Update Kubernetes and node images across multiple clusters using Azure Kubernetes Fleet Manager

Platform admins managing large number of clusters often have problems with staging the updates of multiple clusters (for example, upgrading node OS image or Kubernetes versions) in a safe and predictable way. To address this challenge, Azure Kubernetes Fleet Manager (Fleet) allows you to orchestrate updates across multiple clusters using update runs.

Update runs consist of stages, groups, and strategies and can be applied manually for one-time updates, or automatically, for ongoing regular updates using auto-upgrade profiles. All update runs (manual or automated) honor member cluster maintenance windows.

This guide covers how to configure and manually execute update runs.

Screenshot of the Azure portal pane for a fleet resource, showing member cluster Kubernetes versions and node images in use across all node pools of member clusters.

Prerequisites

  • Read the conceptual overview of this feature, which provides an explanation of update strategies, runs, stages, and groups referenced in this guide.

  • You must have a Fleet resource with one or more member cluster. If not, follow the quickstart to create a Fleet resource and join Azure Kubernetes Service (AKS) clusters as members.

  • Set the following environment variables:

    export GROUP=<resource-group>
    export FLEET=<fleet-name>
    
  • If you're following the Azure CLI instructions in this article, you need Azure CLI version 2.58.0 or later installed. To install or upgrade, see Install the Azure CLI.

  • You also need the fleet Azure CLI extension, which you can install by running the following command:

    az extension add --name fleet
    

    Run the az extension update command to update to the latest version of the extension released:

    az extension update --name fleet
    

Creating update runs

Note

Update runs honor the planned maintenance windows that you set at the AKS cluster level. For more information, see planned maintenance across multiple member clusters, which explains how update runs handle member clusters configured with planned maintenance windows.

Update run supports two options for the cluster upgrade sequence:

  • One by one: If you don't care about controlling the cluster upgrade sequence, one-by-one provides a simple approach to upgrade all member clusters of the fleet in sequence one at a time.
  • Control sequence of clusters using update groups and stages: If you want to control the cluster upgrade sequence, you can structure member clusters in update groups and update stages. You can store this sequence as a template in the form of update strategy. You can create update runs later using the update strategies instead of defining the sequence every time you need to create an update run.

Update all clusters one by one

  1. In the Azure portal, navigate to your Azure Kubernetes Fleet Manager resource.

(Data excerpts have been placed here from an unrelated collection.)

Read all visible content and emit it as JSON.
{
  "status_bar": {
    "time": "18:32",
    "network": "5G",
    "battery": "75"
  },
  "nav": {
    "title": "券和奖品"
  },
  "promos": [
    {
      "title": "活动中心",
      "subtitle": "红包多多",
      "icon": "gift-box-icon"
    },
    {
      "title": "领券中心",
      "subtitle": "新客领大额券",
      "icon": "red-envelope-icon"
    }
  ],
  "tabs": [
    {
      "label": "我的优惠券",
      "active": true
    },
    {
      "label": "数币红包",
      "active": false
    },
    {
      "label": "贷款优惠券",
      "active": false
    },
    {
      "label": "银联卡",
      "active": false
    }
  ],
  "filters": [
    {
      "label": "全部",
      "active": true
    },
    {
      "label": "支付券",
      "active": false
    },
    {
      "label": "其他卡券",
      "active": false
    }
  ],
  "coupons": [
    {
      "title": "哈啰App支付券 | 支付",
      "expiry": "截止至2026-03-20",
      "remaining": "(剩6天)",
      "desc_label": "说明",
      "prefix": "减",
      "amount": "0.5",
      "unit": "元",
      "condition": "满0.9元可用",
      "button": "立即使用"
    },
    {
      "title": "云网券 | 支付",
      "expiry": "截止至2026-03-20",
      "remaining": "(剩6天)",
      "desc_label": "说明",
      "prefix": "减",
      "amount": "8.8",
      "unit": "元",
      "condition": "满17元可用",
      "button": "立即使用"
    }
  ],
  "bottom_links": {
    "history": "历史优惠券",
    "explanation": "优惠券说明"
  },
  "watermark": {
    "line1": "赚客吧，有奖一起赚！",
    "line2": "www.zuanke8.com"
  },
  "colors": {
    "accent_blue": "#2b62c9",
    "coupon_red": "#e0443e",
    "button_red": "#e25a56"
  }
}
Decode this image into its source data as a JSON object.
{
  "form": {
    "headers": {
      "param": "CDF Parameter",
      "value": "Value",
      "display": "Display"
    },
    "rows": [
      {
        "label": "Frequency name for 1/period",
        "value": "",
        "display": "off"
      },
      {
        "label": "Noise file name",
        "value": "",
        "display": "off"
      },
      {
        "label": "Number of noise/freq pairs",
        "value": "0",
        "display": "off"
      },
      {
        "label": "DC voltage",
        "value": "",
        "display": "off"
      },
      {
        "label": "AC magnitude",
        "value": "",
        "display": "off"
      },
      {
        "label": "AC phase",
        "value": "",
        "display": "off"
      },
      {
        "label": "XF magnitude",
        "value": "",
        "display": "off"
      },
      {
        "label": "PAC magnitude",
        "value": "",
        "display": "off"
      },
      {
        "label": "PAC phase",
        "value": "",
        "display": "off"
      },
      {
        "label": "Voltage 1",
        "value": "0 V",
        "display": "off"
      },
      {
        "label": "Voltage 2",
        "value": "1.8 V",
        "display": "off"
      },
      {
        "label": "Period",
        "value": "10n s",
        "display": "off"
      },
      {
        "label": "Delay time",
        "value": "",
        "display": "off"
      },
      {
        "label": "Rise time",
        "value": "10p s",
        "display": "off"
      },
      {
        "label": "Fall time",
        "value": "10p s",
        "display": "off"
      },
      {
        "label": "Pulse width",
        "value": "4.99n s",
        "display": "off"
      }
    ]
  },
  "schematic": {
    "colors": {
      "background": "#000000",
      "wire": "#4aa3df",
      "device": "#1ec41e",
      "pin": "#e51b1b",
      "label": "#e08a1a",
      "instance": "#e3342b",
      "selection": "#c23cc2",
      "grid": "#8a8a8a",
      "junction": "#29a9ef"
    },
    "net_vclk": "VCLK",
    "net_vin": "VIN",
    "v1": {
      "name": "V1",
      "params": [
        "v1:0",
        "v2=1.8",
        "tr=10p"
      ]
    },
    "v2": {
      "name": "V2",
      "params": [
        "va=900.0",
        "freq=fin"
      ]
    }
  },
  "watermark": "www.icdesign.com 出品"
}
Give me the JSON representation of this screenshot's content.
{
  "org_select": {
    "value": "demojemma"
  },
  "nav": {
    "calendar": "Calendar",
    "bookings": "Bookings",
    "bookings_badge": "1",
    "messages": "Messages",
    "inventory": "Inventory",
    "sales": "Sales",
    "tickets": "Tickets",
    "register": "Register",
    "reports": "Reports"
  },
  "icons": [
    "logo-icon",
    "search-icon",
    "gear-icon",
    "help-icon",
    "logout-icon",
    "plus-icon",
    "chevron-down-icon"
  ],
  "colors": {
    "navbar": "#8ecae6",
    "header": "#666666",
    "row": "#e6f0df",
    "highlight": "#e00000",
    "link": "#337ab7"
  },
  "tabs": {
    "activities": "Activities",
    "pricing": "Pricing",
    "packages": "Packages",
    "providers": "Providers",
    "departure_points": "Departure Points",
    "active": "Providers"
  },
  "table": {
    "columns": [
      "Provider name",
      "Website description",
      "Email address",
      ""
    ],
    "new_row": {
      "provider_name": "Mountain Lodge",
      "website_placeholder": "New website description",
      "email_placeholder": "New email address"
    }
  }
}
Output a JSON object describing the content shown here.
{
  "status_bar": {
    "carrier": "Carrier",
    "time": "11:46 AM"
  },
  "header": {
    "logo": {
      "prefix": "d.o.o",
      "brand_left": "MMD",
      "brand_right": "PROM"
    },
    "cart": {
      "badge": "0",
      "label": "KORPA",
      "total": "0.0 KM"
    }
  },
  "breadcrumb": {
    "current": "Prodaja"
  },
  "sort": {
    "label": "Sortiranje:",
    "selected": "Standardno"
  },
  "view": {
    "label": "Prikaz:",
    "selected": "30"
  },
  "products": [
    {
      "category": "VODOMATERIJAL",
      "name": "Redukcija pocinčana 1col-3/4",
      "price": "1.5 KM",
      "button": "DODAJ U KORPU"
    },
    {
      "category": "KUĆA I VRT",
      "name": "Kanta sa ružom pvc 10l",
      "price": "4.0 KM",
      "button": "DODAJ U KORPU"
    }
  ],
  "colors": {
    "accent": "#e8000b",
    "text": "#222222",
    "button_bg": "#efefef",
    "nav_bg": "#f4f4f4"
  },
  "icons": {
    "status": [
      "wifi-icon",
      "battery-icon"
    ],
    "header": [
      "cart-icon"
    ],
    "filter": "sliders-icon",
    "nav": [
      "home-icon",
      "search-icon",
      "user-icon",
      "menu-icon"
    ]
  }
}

  2. From the service menu, under Settings, select Multi-cluster update > Create a run.

  3. Enter a name for the update run, and then select One by one for the upgrade type.

    Screenshot of the Azure portal pane for creating update runs that update clusters one by one in Azure Kubernetes Fleet Manager.

  4. Select one of the following options for the Upgrade scope:

    • Kubernetes version for both control plane and node pools
    • Kubernetes version for only control plane of the cluster
    • Node image version only
  5. Select one of the following options for the Node image:

    • Latest image: Updates every AKS cluster in the update run to the latest image available for that cluster in its region.
    • Consistent image: As it's possible for an update run to have AKS clusters across multiple regions where the latest available node images can be different (check release tracker for more information). The update run picks the latest common image across all these regions to achieve consistency.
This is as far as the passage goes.